You should always be careful what you wish for because you might get it. Well, they now have their chance, for the House Republicans have sent a bill to the Senate to fund everything about the government except for Obamacare. It is a foregone conclusion that the Senate will strip out the "except for Obamacare" part and send the bill right back to the House. It is patently clear that noone has any idea what will happen next. The House, under control of the craziest of the crazies there, will surely not say, "Oh, OK."
Lee, playing Sancho Panza to Cruz's Don Quixote, has already declared that the continuing resolution (to fund the government) "is not worth causing a shutdown over" (Yahoo News). Oops! Off message.
Toward the end of last week, internecine warfare between House Republicans and Senator Cruz, in particular, broke into the open. Let's have more of the same.
Repugnicans make two basic arguments about Obamacare:
1. The American people don't want Obamacare
It's true that poll after poll shows that less than half those polled favor Obamacare. But what they don't ever mention is that when you dig into the numbers, a substantial number who don't favor Obamacare don't favor it because it didn't go far enough (CNN/ORC International).
Of course people aren't in favor of Obamacare — the Republicans have spent the last three years telling lie after lie and distortion after distortion about it, spreading fear, uncertainty, and doubt.

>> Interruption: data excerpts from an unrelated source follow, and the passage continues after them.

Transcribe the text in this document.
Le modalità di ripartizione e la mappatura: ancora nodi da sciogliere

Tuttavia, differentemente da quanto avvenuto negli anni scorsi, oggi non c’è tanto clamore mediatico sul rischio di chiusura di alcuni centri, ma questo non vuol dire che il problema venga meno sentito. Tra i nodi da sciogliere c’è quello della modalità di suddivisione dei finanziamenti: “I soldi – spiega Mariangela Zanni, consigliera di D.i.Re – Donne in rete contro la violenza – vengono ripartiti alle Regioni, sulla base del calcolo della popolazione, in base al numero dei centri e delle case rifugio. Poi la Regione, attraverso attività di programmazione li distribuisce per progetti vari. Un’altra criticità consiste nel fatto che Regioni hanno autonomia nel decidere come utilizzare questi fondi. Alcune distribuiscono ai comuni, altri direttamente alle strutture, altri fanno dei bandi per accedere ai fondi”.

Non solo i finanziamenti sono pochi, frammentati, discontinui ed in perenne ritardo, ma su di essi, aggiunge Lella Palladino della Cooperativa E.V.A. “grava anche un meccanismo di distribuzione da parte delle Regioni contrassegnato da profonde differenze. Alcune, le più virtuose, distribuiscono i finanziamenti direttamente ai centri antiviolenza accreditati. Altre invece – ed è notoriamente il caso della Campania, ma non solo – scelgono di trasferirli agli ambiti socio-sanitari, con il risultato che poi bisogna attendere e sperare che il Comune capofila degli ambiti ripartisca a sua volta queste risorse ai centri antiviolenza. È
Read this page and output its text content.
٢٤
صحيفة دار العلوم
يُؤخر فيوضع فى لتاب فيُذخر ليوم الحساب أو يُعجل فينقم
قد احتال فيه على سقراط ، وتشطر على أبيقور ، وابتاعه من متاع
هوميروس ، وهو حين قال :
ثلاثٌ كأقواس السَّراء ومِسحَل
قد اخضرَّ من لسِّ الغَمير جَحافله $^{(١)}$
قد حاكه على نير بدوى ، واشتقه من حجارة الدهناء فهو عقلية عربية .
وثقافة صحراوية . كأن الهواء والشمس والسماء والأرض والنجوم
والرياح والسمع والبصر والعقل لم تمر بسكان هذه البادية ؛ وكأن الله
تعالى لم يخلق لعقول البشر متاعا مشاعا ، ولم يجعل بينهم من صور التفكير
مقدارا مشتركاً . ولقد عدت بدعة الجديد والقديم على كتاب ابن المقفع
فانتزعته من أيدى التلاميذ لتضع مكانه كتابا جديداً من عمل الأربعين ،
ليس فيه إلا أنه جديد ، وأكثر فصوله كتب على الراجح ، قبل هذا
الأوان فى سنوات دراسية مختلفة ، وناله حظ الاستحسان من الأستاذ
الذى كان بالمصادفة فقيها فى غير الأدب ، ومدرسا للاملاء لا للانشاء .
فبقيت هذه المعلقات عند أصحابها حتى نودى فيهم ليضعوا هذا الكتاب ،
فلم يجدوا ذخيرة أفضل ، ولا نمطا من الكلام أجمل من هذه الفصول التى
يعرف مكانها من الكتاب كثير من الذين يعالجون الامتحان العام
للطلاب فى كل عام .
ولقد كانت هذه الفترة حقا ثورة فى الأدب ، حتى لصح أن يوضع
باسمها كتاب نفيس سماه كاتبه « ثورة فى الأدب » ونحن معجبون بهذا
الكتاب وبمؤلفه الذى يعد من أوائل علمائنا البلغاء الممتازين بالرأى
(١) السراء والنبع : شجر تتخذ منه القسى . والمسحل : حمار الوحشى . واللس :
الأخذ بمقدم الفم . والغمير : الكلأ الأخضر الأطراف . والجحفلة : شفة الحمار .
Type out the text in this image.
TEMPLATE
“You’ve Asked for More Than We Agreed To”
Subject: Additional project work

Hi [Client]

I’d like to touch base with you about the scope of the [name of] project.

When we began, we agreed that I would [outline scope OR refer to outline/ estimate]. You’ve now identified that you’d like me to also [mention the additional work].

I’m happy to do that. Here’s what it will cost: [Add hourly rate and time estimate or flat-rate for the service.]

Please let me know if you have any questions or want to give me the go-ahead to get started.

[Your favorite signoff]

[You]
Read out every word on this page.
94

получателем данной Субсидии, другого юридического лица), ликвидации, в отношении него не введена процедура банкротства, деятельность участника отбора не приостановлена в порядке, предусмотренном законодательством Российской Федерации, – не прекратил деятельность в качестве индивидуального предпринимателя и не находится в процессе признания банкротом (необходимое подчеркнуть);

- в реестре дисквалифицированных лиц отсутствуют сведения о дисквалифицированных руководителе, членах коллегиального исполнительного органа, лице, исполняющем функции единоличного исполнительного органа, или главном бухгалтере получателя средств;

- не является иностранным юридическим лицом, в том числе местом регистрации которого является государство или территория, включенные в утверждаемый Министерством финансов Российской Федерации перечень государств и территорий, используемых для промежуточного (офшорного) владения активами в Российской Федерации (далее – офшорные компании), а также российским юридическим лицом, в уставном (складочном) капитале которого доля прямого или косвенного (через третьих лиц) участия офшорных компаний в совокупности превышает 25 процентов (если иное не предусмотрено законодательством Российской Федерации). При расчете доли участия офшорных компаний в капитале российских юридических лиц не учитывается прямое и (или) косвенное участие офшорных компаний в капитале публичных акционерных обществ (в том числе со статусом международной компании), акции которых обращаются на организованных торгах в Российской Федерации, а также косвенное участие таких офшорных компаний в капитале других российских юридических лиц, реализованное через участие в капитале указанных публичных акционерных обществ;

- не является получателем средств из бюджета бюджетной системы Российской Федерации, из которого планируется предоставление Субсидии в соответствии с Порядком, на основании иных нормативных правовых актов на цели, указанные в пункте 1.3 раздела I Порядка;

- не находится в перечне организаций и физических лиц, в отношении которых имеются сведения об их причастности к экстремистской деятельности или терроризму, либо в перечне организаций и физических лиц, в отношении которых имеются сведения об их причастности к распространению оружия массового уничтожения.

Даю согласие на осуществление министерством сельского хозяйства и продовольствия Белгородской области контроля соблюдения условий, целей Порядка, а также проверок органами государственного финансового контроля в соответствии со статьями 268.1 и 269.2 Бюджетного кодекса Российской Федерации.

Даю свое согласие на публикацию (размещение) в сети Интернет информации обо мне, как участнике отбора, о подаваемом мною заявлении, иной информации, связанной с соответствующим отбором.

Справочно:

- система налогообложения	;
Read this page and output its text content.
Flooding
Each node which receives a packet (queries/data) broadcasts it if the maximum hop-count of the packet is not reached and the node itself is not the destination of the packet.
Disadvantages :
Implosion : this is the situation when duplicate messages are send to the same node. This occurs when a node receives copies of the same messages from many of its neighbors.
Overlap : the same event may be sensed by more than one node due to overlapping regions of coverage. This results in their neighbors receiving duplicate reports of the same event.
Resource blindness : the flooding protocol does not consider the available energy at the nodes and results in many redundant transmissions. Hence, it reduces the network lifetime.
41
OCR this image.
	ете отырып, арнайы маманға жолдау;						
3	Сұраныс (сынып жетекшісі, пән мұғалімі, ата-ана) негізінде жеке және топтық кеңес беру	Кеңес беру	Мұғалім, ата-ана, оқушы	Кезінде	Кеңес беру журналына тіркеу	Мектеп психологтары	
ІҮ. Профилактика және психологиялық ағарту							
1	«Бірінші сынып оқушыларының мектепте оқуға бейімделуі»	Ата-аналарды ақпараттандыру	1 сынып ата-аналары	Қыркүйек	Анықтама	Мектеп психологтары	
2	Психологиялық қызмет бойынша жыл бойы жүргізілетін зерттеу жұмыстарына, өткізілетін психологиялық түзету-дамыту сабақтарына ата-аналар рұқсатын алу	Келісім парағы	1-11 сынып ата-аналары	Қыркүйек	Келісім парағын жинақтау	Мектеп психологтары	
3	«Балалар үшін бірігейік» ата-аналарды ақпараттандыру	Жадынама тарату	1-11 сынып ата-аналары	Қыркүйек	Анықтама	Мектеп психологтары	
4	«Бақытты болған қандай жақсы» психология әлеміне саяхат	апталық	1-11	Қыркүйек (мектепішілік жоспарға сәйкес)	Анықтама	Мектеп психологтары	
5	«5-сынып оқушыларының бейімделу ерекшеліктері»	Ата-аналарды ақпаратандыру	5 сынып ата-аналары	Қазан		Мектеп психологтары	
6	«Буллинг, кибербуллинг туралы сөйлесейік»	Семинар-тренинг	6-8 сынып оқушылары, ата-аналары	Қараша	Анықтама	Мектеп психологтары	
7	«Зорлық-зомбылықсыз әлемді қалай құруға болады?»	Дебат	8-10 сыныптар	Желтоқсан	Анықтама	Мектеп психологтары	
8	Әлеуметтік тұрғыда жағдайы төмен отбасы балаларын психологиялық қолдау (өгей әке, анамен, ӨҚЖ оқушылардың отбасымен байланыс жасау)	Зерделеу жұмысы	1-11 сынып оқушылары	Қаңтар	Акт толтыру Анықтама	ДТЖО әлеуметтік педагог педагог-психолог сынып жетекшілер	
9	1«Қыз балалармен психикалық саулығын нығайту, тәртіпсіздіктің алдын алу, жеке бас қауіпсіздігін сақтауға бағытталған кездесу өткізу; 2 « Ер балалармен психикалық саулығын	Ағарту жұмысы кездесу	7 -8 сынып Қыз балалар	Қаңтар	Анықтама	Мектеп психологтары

And it has worked well: a recent poll by ABC News shows that more than 6 in 10 feel that they do not have enough information about the law (ABC News/Washington Post poll).
2. Obamacare isn't "ready for prime time"
They never say what they mean when they say that Obamacare "isn't ready." If they mean that the rollout will not be without hiccups and glitches, they're right of course - no massive program or product is ever rolled out without a glitch.
My idea is that the reason they're hammering on "it's not ready" is so they can defend a fall-back strategy when the fight over the continuing resolution fails and they move on to raising the debt ceiling, which will come up in October. Having failed to "defund" Obamacare, they will then argue that it has to be delayed until it's "ready." Any delay would not be devoted to making it ready but be used as an opportunity to air more scary anti-Obamacare ads.
Message: Be afraid, be very afraid.
The right wing has done everything possible to obstruct the implementation of Obamacare. These ads, aimed at college students, are intended to discourage young people from signing up. It's not clear to me why anybody thinks this kind of campaign is going to be effective because most college students are under 26 years old and can therefore be covered under their parents' policies. This disgraceful campaign bears the fingerprints of the infamous Koch brothers who are funding it (ThinkProgress)
There seem to be no tactics too low or too deceptive for right wing Republicans bent on obstructing and sabotaging President Obama. They have to be stopped; they are putting our very government at risk. I know some think that's a good thing, but they haven't thought through the implications of anarchy.